Je le vis, je rougis, je pâlis à sa vue,
Un trouble s’éleva dans mon âme éperdue.
Mes yeux ne voyaient plus, je ne pouvais parler.
Je sentis tout mon corps et transir et brûler…


Il se trouva que Stéphane dut rester longtemps dans le salon. Sa propre voiture, qu’elle avait envoyée à Bayonne, chez un fournisseur, ne revenait pas. Enfin, elle résolut de partir, devant aller jusqu’à Anglet pour y faire une autre visite.

La voyant gênée d’être sans véhicule, Deléone — c’est Deléone qui avait parlé — Deléone propose à Stéphane l’auto de Dewalter… Dewalter n’avait rien dit. Elle accepta.

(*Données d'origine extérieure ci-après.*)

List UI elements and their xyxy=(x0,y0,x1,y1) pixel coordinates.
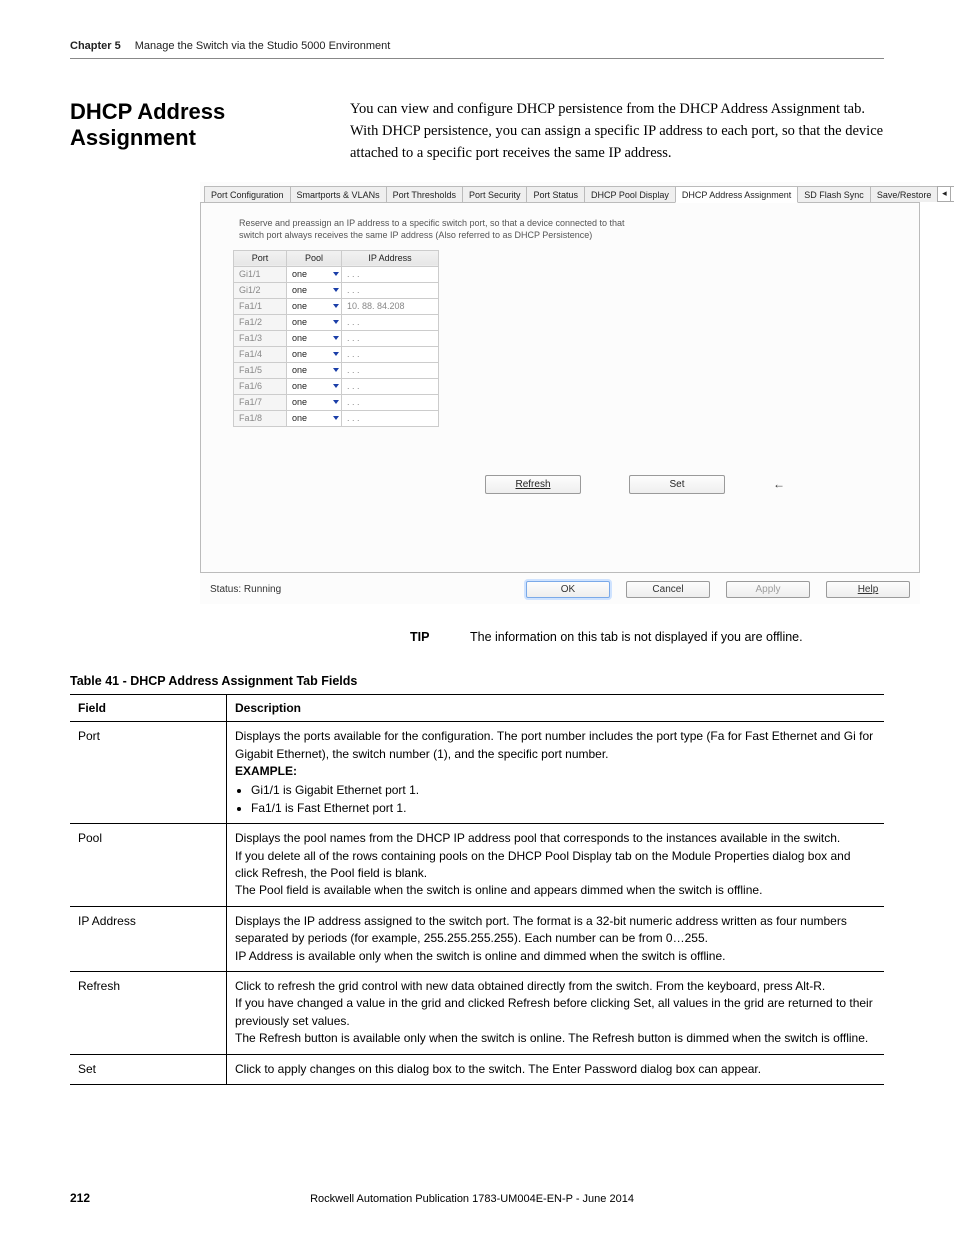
table-row[interactable]: Fa1/7one. . . xyxy=(234,394,439,410)
col-header-port: Port xyxy=(234,250,287,266)
status-label: Status: Running xyxy=(210,584,281,595)
fields-row: SetClick to apply changes on this dialog… xyxy=(70,1054,884,1084)
field-description: Click to refresh the grid control with n… xyxy=(227,971,885,1054)
field-name: Pool xyxy=(70,824,227,907)
tab-sd-flash-sync[interactable]: SD Flash Sync xyxy=(797,186,871,202)
col-header-pool: Pool xyxy=(287,250,342,266)
pool-cell[interactable]: one xyxy=(287,378,342,394)
table-row[interactable]: Fa1/5one. . . xyxy=(234,362,439,378)
pool-cell[interactable]: one xyxy=(287,410,342,426)
tab-scroll-left-icon[interactable]: ◂ xyxy=(938,187,950,201)
port-cell: Fa1/7 xyxy=(234,394,287,410)
publication-line: Rockwell Automation Publication 1783-UM0… xyxy=(90,1193,854,1205)
set-button[interactable]: Set xyxy=(629,475,725,494)
ip-cell[interactable]: . . . xyxy=(342,282,439,298)
pool-cell[interactable]: one xyxy=(287,330,342,346)
ok-button[interactable]: OK xyxy=(526,581,610,598)
fields-row: PoolDisplays the pool names from the DHC… xyxy=(70,824,884,907)
back-arrow-icon[interactable]: ← xyxy=(773,477,785,491)
table-row[interactable]: Gi1/1one. . . xyxy=(234,266,439,282)
fields-table-body: PortDisplays the ports available for the… xyxy=(70,722,884,1085)
port-cell: Fa1/1 xyxy=(234,298,287,314)
table-row[interactable]: Gi1/2one. . . xyxy=(234,282,439,298)
port-cell: Fa1/5 xyxy=(234,362,287,378)
field-name: Port xyxy=(70,722,227,824)
section-intro: You can view and configure DHCP persiste… xyxy=(350,99,884,164)
tab-bar: Port ConfigurationSmartports & VLANsPort… xyxy=(200,182,920,203)
ip-cell[interactable]: . . . xyxy=(342,362,439,378)
table-row[interactable]: Fa1/1one10. 88. 84.208 xyxy=(234,298,439,314)
fields-row: RefreshClick to refresh the grid control… xyxy=(70,971,884,1054)
ip-cell[interactable]: . . . xyxy=(342,314,439,330)
pool-cell[interactable]: one xyxy=(287,314,342,330)
field-description: Displays the ports available for the con… xyxy=(227,722,885,824)
pool-cell[interactable]: one xyxy=(287,362,342,378)
dhcp-port-table-body[interactable]: Gi1/1one. . .Gi1/2one. . .Fa1/1one10. 88… xyxy=(234,266,439,426)
fields-header-desc: Description xyxy=(227,695,885,722)
tab-dhcp-address-assignment[interactable]: DHCP Address Assignment xyxy=(675,186,798,203)
field-description: Click to apply changes on this dialog bo… xyxy=(227,1054,885,1084)
ip-cell[interactable]: . . . xyxy=(342,378,439,394)
tab-port-configuration[interactable]: Port Configuration xyxy=(204,186,291,202)
pool-cell[interactable]: one xyxy=(287,298,342,314)
dhcp-address-assignment-screenshot: Port ConfigurationSmartports & VLANsPort… xyxy=(200,182,920,604)
field-description: Displays the pool names from the DHCP IP… xyxy=(227,824,885,907)
help-button[interactable]: Help xyxy=(826,581,910,598)
port-cell: Fa1/3 xyxy=(234,330,287,346)
tab-scroll-right-icon[interactable]: ▸ xyxy=(950,187,954,201)
port-cell: Fa1/6 xyxy=(234,378,287,394)
field-name: IP Address xyxy=(70,906,227,971)
tip-text: The information on this tab is not displ… xyxy=(470,630,884,644)
tab-blurb: Reserve and preassign an IP address to a… xyxy=(239,217,639,241)
ip-cell[interactable]: 10. 88. 84.208 xyxy=(342,298,439,314)
pool-cell[interactable]: one xyxy=(287,266,342,282)
col-header-ip: IP Address xyxy=(342,250,439,266)
table-row[interactable]: Fa1/6one. . . xyxy=(234,378,439,394)
tab-smartports-vlans[interactable]: Smartports & VLANs xyxy=(290,186,387,202)
table-row[interactable]: Fa1/4one. . . xyxy=(234,346,439,362)
port-cell: Fa1/8 xyxy=(234,410,287,426)
cancel-button[interactable]: Cancel xyxy=(626,581,710,598)
ip-cell[interactable]: . . . xyxy=(342,410,439,426)
ip-cell[interactable]: . . . xyxy=(342,394,439,410)
chapter-title: Manage the Switch via the Studio 5000 En… xyxy=(135,40,391,52)
field-description: Displays the IP address assigned to the … xyxy=(227,906,885,971)
dhcp-port-table[interactable]: Port Pool IP Address Gi1/1one. . .Gi1/2o… xyxy=(233,250,439,427)
fields-table-caption: Table 41 - DHCP Address Assignment Tab F… xyxy=(70,674,884,688)
tab-port-security[interactable]: Port Security xyxy=(462,186,528,202)
port-cell: Fa1/4 xyxy=(234,346,287,362)
page-number: 212 xyxy=(70,1191,90,1205)
table-row[interactable]: Fa1/3one. . . xyxy=(234,330,439,346)
ip-cell[interactable]: . . . xyxy=(342,330,439,346)
fields-row: IP AddressDisplays the IP address assign… xyxy=(70,906,884,971)
tab-port-thresholds[interactable]: Port Thresholds xyxy=(386,186,463,202)
port-cell: Gi1/1 xyxy=(234,266,287,282)
fields-table: Field Description PortDisplays the ports… xyxy=(70,694,884,1085)
tab-port-status[interactable]: Port Status xyxy=(526,186,585,202)
ip-cell[interactable]: . . . xyxy=(342,346,439,362)
section-heading: DHCP Address Assignment xyxy=(70,99,330,152)
tab-dhcp-pool-display[interactable]: DHCP Pool Display xyxy=(584,186,676,202)
pool-cell[interactable]: one xyxy=(287,282,342,298)
tab-scroll-buttons[interactable]: ◂ ▸ xyxy=(937,186,954,202)
chapter-label: Chapter 5 xyxy=(70,40,121,52)
tab-save-restore[interactable]: Save/Restore xyxy=(870,186,939,202)
port-cell: Gi1/2 xyxy=(234,282,287,298)
apply-button[interactable]: Apply xyxy=(726,581,810,598)
fields-header-field: Field xyxy=(70,695,227,722)
fields-row: PortDisplays the ports available for the… xyxy=(70,722,884,824)
port-cell: Fa1/2 xyxy=(234,314,287,330)
field-name: Refresh xyxy=(70,971,227,1054)
pool-cell[interactable]: one xyxy=(287,346,342,362)
pool-cell[interactable]: one xyxy=(287,394,342,410)
refresh-button[interactable]: Refresh xyxy=(485,475,581,494)
table-row[interactable]: Fa1/8one. . . xyxy=(234,410,439,426)
table-row[interactable]: Fa1/2one. . . xyxy=(234,314,439,330)
running-header: Chapter 5 Manage the Switch via the Stud… xyxy=(70,40,884,59)
field-name: Set xyxy=(70,1054,227,1084)
ip-cell[interactable]: . . . xyxy=(342,266,439,282)
tip-label: TIP xyxy=(410,630,450,644)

Elle se fit d’abord conduire à Bayonne. Dewalter avait demandé la permission de monter auprès d’elle. Il n’avait rien à faire : ses devoirs présentés à la femme de son ami, il avait pensé lui plaire en la laissant à son mari. Ils s’étaient donc trouvés seuls, Stéphane et lui, dans la voiture et, déjà, ils ne disaient pas un mot. Ils n’osaient plus. Tandis que Stéphane s’étonnait, Georges Dewalter trembla. Sur sa face nette, le sourire se dessina quelques minutes, le sourire habituel, un peu lassé avec son étonnante mélancolie, et puis l’énergie du regard reparut… Il prit congé.

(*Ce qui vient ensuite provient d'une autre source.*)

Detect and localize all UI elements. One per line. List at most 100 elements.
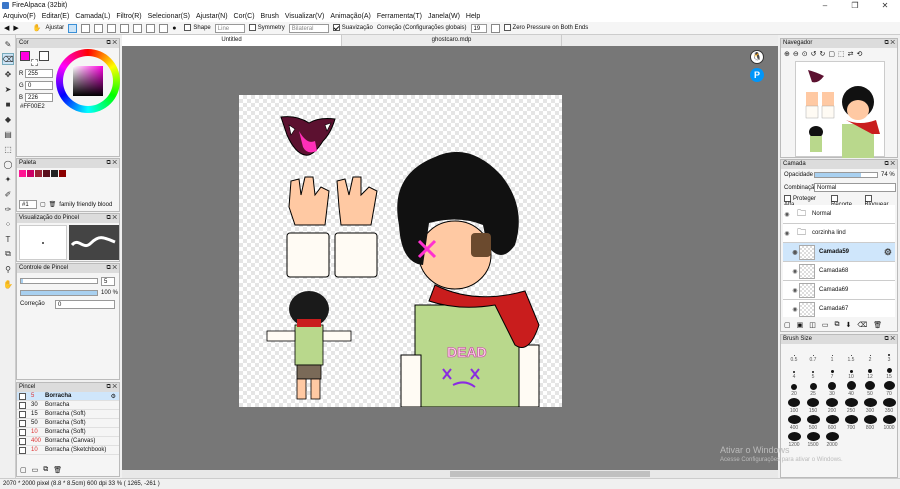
scrollbar-thumb[interactable] [450,471,650,477]
menu-ajustar[interactable]: Ajustar(N) [196,13,228,20]
g-field[interactable]: 0 [25,81,53,90]
brush-size-preset[interactable]: 7 [823,364,841,380]
brush-item[interactable]: 50 Borracha (Soft) [17,419,119,428]
transparent-color-swatch[interactable] [31,59,38,66]
menu-ferramenta[interactable]: Ferramenta(T) [377,13,422,20]
clear-layer-icon[interactable]: ⌫ [857,321,867,329]
new-8bit-layer-icon[interactable]: ▣ [797,321,804,329]
brush-folder-icon[interactable]: ▭ [32,466,39,474]
palette-swatch[interactable] [27,170,34,177]
brush-size-preset[interactable]: 1000 [880,415,898,431]
panel-close-icon[interactable]: ⧉ ✕ [884,39,895,48]
brush-checkbox[interactable] [19,446,26,454]
reset-icon[interactable]: ⟲ [857,50,863,58]
add-palette-icon[interactable]: ▢ [40,201,46,208]
brush-size-preset[interactable]: 500 [804,415,822,431]
hex-value[interactable]: #FF00E2 [20,104,45,110]
brush-checkbox[interactable] [19,410,26,418]
visibility-eye-icon[interactable]: ◉ [791,268,799,275]
layer-row[interactable]: ◉ Camada59 ⚙ [783,243,895,262]
brush-size-value[interactable]: 5 [101,277,115,286]
panel-close-icon[interactable]: ⧉ ✕ [106,383,117,392]
layer-row[interactable]: ◉ 🗀 Normal [783,205,895,224]
brush-size-preset[interactable]: 40 [842,381,860,397]
suavizacao-toggle[interactable]: Suavização [332,24,373,32]
tab-ghostcaro[interactable]: ghostcaro.mdp [342,35,562,46]
zoom-in-icon[interactable]: ⊕ [784,50,790,58]
brush-size-preset[interactable]: 30 [823,381,841,397]
brush-size-preset[interactable]: 2000 [823,432,841,448]
menu-help[interactable]: Help [466,13,480,20]
brush-size-preset[interactable]: 200 [823,398,841,414]
layer-row[interactable]: ◉ 🗀 corzinha lind [783,224,895,243]
brush-item[interactable]: 30 Borracha [17,401,119,410]
duplicate-brush-icon[interactable]: ⧉ [43,466,48,474]
merge-down-icon[interactable]: ⬇ [846,321,852,329]
select-tool-icon[interactable]: ⬚ [2,143,14,155]
visibility-eye-icon[interactable]: ◉ [783,211,791,218]
brush-checkbox[interactable] [19,428,26,436]
minimize-button[interactable]: – [810,0,840,11]
menu-camada[interactable]: Camada(L) [75,13,110,20]
eraser-tool-icon[interactable]: ⌫ [2,53,14,65]
palette-swatch[interactable] [19,170,26,177]
menu-arquivo[interactable]: Arquivo(F) [3,13,36,20]
correction-select[interactable]: 0 [55,300,115,309]
brush-size-preset[interactable]: 70 [880,381,898,397]
brush-size-preset[interactable]: 10 [842,364,860,380]
snap-settings-icon[interactable] [159,23,169,33]
prev-arrow-icon[interactable]: ◀ [4,24,9,32]
navigator-thumbnail[interactable] [795,61,885,158]
lock-checkbox[interactable] [864,195,872,202]
brush-item[interactable]: 15 Borracha (Soft) [17,410,119,419]
hand-icon[interactable]: ✋ [33,24,42,32]
clipping-checkbox[interactable] [830,195,838,202]
hand-tool-icon[interactable]: ✋ [2,278,14,290]
panel-close-icon[interactable]: ⧉ ✕ [106,214,117,223]
select-move-icon[interactable]: ➤ [2,83,14,95]
delete-palette-icon[interactable]: 🗑 [49,201,57,208]
brush-size-slider[interactable] [20,278,98,284]
palette-select[interactable]: #1 [19,200,37,209]
pen-tool-icon[interactable]: ✎ [2,38,14,50]
close-button[interactable]: ✕ [870,0,900,11]
layer-row[interactable]: ◉ Camada68 [783,262,895,281]
brush-size-preset[interactable]: 1 [823,347,841,363]
visibility-eye-icon[interactable]: ◉ [783,230,791,237]
snap-vanish-icon[interactable] [146,23,156,33]
eyedropper-icon[interactable]: ⚲ [2,263,14,275]
symmetry-toggle[interactable]: Symmetry [248,24,285,32]
brush-size-preset[interactable]: 0.7 [804,347,822,363]
visibility-eye-icon[interactable]: ◉ [791,287,799,294]
visibility-eye-icon[interactable]: ◉ [791,306,799,313]
brush-size-preset[interactable]: 50 [861,381,879,397]
select-pen-icon[interactable]: ✐ [2,188,14,200]
magic-wand-icon[interactable]: ✦ [2,173,14,185]
brush-checkbox[interactable] [19,419,26,427]
actual-size-icon[interactable]: ▢ [828,50,835,58]
brush-size-preset[interactable]: 20 [785,381,803,397]
drawing-canvas[interactable]: DEAD [239,95,562,408]
menu-brush[interactable]: Brush [261,13,279,20]
brush-size-preset[interactable]: 150 [804,398,822,414]
new-1bit-layer-icon[interactable]: ◫ [809,321,816,329]
brush-size-preset[interactable]: 0.5 [785,347,803,363]
menu-filtro[interactable]: Filtro(R) [116,13,141,20]
layer-settings-icon[interactable]: ⚙ [884,247,892,258]
brush-size-preset[interactable]: 100 [785,398,803,414]
brush-size-preset[interactable]: 25 [804,381,822,397]
snap-off-icon[interactable] [68,23,78,33]
brush-size-preset[interactable]: 1500 [804,432,822,448]
snap-radial-icon[interactable] [107,23,117,33]
r-field[interactable]: 255 [25,69,53,78]
zoom-fit-icon[interactable]: ⊙ [802,50,808,58]
duplicate-layer-icon[interactable]: ⧉ [835,321,840,329]
layer-row[interactable]: ◉ Camada69 [783,281,895,300]
blend-select[interactable]: Normal [814,183,896,192]
brush-size-preset[interactable]: 4 [785,364,803,380]
panel-close-icon[interactable]: ⧉ ✕ [106,159,117,168]
new-layer-icon[interactable]: ▢ [784,321,791,329]
gradient-tool-icon[interactable]: ▤ [2,128,14,140]
penguin-icon[interactable]: 🐧 [750,50,764,64]
snap-curve-icon[interactable] [133,23,143,33]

C’était cinq jours auparavant ; depuis, ils s’étaient revus quatre fois. Ils avaient dîné le lendemain chez les Deléone. Stéphane, alors, avait proposé leur troisième rencontre ; elle possédait plusieurs autos… Cependant — et elle en gardait une stupeur — elle avait demandé à Dewalter, au cours de la soirée chez leurs amis, s’il ne pourrait, le jour suivant, la conduire à Cambo ? Elle l’avait vu pâlir. En revenant de Cambo, ils avaient pris rendez-vous pour le lendemain, à Saint-Jean-de-Luz, dans la boutique de miss Redge, et puis avant-hier encore… et hier… Et, aujourd’hui, elle l’attendait. Elle se demandait pourquoi elle avait amené Mme Rareteyre et à quoi bon les précautions ? Pour la première fois de sa vie, elle aimait.

— Le voilà, dit Pascaline à mi-voix… Tu avais raison… Il est, ma foi, tout en fleurs, comme le mois de mai.

Georges Dewalter apparut sur le seuil. Il portait des roses. Ce geste, difficile pour un homme, cette entrée de loin, avec ce joli fardeau ridicule, ne semblait en rien le gêner. Il était transfiguré et, dans une sorte d’enchantement, il marchait à Stéphane…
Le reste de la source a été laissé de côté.